Смирнов был человеком совершенно другого типа, чем Анохин. Анохин был олицетворением мужества и даже некоторой жесткости, что вполне нравилось его скаутам. Молодым мальчиком и девочкам нравились люди с сильным характером. Смирнов был очень мягким и добрым человеком. Вряд ли он был способен на убийство ради захвата власти в ордене. Скорее всего, такое мнение могло возникнуть у чрезмерно эмоциональных оккультистов. Смирнов больше напоминал тип кабинетного ученого, интеллектуала, который тщательно продумывает структуру организации и ее функции. Некоторые члены ордена подозревали его в сотрудничестве с ГПУ. А почему бы и нет?
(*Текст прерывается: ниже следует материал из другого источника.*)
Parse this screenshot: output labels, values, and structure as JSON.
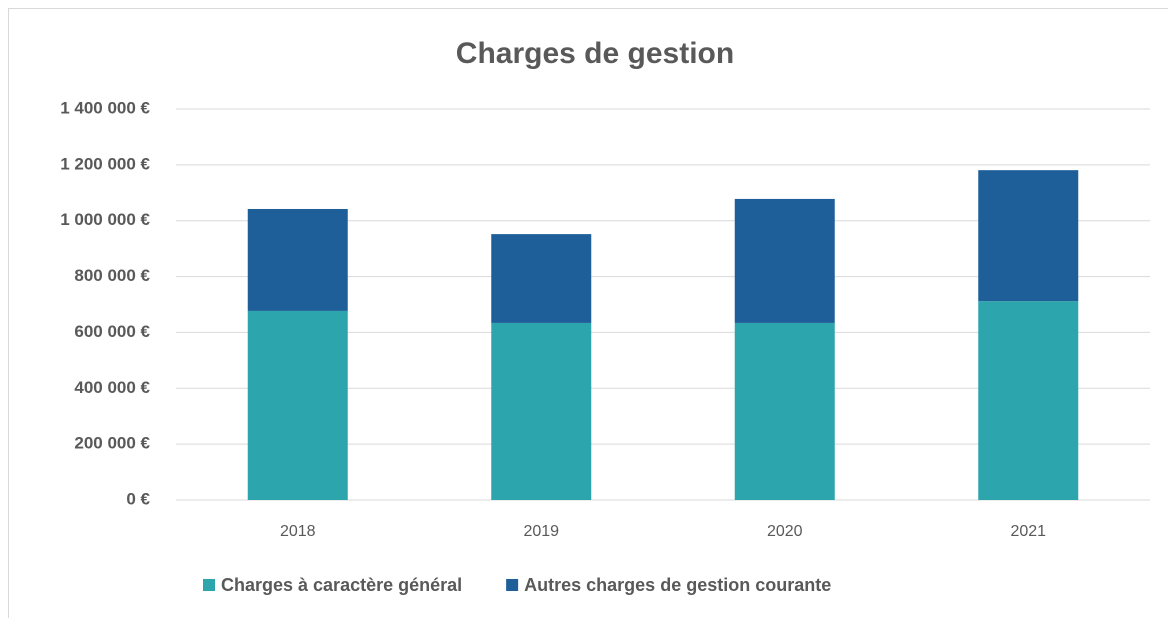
{
  "chart_data": {
    "type": "stacked_bar",
    "title": "Charges de gestion",
    "categories": [
      "2018",
      "2019",
      "2020",
      "2021"
    ],
    "series": [
      {
        "name": "Charges à caractère général",
        "color": "#2ca5ad",
        "values": [
          677000,
          634000,
          634000,
          712000
        ]
      },
      {
        "name": "Autres charges de gestion courante",
        "color": "#1f5f99",
        "values": [
          365000,
          318000,
          444000,
          469000
        ]
      }
    ],
    "ylim": [
      0,
      1400000
    ],
    "yticks": [
      {
        "value": 0,
        "label": "0 €"
      },
      {
        "value": 200000,
        "label": "200 000 €"
      },
      {
        "value": 400000,
        "label": "400 000 €"
      },
      {
        "value": 600000,
        "label": "600 000 €"
      },
      {
        "value": 800000,
        "label": "800 000 €"
      },
      {
        "value": 1000000,
        "label": "1 000 000 €"
      },
      {
        "value": 1200000,
        "label": "1 200 000 €"
      },
      {
        "value": 1400000,
        "label": "1 400 000 €"
      }
    ],
    "grid": true,
    "legend": "bottom"
  }
}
Он же не создавал контрреволюционную организацию и не боролся с Советской властью. Он хотел предложить метод воспитания человека нового общества, основываясь не на средневековых ритуалах, а на созидательном труде. Фактически то, что и предлагали коммунисты.

 

Почему его деятельность оказалась вне закона? Потому что его не поняли. В стране было покончено с контрреволюционными мятежами, но еще оставалось множество тайных организаций, некоторые из которых были настроены враждебно и готовили всякого рода провокации. Эти организации проверялись, туда подсылали секретных сотрудников. Орден "Гармахис" мог вполне нормально действовать, но начало его деятельности было омрачено событиями, связанными с убийством жены Крамаренко.

 

Итак, в чем же обвиняли Смирнова. Для начала нужно прочесть об этом в заключительном документе следствия. Начало этого документа, я уже приводил, когда речь шла об ордене "Гисбар"

 

"...Получив отказа в регистрации коммуны в Козленичах, "ГЕРМАХИС" перекочевывает в Киев, где СМИРНОВ, заняв степень магистра, олицетворяет руководство над новым орденом.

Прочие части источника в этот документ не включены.